At a minimum, we recommend writing ApamaDoc comments on all event definitions and monitors that handle personal data. See Generating documentation for your EPL code for more information about writing ApamaDoc. Using ApamaDoc as a starting point for describing personal data flows has several advantages:

  • It ensures that developers working on the application are aware of the regulatory implications of changes they make to code that involves personal data.
  • It helps developers to be more mindful of the need to write the application code in a way that minimizes the amount of personal data held and transferred between parts of the system.
  • It reduces the chance of personal data documentation getting out of sync with the codebase, as the application evolves.
  • The HTML that can be generated from the ApamaDoc comments provides a great starting point for writing and maintaining other documents regarding personal data that your organization’s compliance policies may require.

The conventions and guidelines for ApamaDoc commenting should be defined by the customer developing the Apama application, and checked through a code review process.

See below for an example illustrating a possible use of ApamaDoc to describe personal data storage and flows:

/** Represents an incoming order to be handled by Apama.

  Contains "personal data" in the "username" and "ip" fields.
  This personal data is stored in the OrderManager monitor, is
  stored in the on-disk MemoryStore table "MyOrders",
  and is also sent out to the JMS "OrderAlert" topic.
  @see OrderManager
  */
event MyOrder
{
  string orderId;
  float timestamp;

  /** This field contains "personal data". */
  string username;

  /** This field contains "personal data". */
  string ip;
}

/** Manages orders.

   Holds "personal data" identifying customers who placed orders, and
   stores this data in the on-disk MemoryStore table "MyOrders".

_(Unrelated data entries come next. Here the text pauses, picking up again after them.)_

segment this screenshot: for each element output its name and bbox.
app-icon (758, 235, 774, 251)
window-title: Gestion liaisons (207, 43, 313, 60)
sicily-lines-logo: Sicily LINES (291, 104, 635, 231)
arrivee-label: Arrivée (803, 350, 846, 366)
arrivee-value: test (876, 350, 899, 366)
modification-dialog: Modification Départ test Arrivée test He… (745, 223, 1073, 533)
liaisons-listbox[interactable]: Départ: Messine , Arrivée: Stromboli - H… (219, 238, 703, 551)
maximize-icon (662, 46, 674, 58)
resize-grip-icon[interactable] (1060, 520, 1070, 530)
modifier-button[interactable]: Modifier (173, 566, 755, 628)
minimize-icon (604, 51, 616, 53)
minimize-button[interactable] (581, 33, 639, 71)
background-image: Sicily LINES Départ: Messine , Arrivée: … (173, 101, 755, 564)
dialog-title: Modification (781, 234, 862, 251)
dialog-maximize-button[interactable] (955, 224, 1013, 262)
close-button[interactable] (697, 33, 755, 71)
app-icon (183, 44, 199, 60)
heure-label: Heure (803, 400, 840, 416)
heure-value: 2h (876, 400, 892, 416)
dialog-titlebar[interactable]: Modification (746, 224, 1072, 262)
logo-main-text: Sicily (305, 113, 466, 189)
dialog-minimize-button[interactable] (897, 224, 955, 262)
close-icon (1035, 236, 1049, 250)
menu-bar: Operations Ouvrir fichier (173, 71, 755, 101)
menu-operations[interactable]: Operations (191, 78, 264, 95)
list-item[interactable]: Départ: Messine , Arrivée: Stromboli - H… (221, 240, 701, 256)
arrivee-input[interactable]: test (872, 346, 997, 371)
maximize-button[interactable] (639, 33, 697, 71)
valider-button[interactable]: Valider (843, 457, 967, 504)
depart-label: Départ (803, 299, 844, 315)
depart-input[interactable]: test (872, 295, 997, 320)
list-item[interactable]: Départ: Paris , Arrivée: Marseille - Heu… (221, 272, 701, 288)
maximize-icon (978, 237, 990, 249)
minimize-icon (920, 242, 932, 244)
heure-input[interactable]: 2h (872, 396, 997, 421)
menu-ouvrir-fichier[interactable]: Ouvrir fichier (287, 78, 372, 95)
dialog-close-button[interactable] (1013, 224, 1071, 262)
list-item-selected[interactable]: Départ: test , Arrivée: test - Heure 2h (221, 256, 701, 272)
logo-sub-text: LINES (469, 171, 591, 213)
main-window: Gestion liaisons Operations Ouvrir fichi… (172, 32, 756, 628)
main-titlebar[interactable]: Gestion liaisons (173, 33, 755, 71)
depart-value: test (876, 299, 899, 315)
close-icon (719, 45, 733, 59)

   @listens MyOrder Receives incoming orders containing "personal data".
   @sends OrderAlert Sends "personal data" to the JMS "OrderAlert" topic.
*/
monitor OrderManager
{
   /** Contains "personal data". */
   dictionary<string, MyOrder> orders;
...
}

If you intend to use the HTML ApamaDoc to summarize personal data uses, make sure that the @private tag is not applied to any fields containing personal data, which would suppress them from the HTML documentation.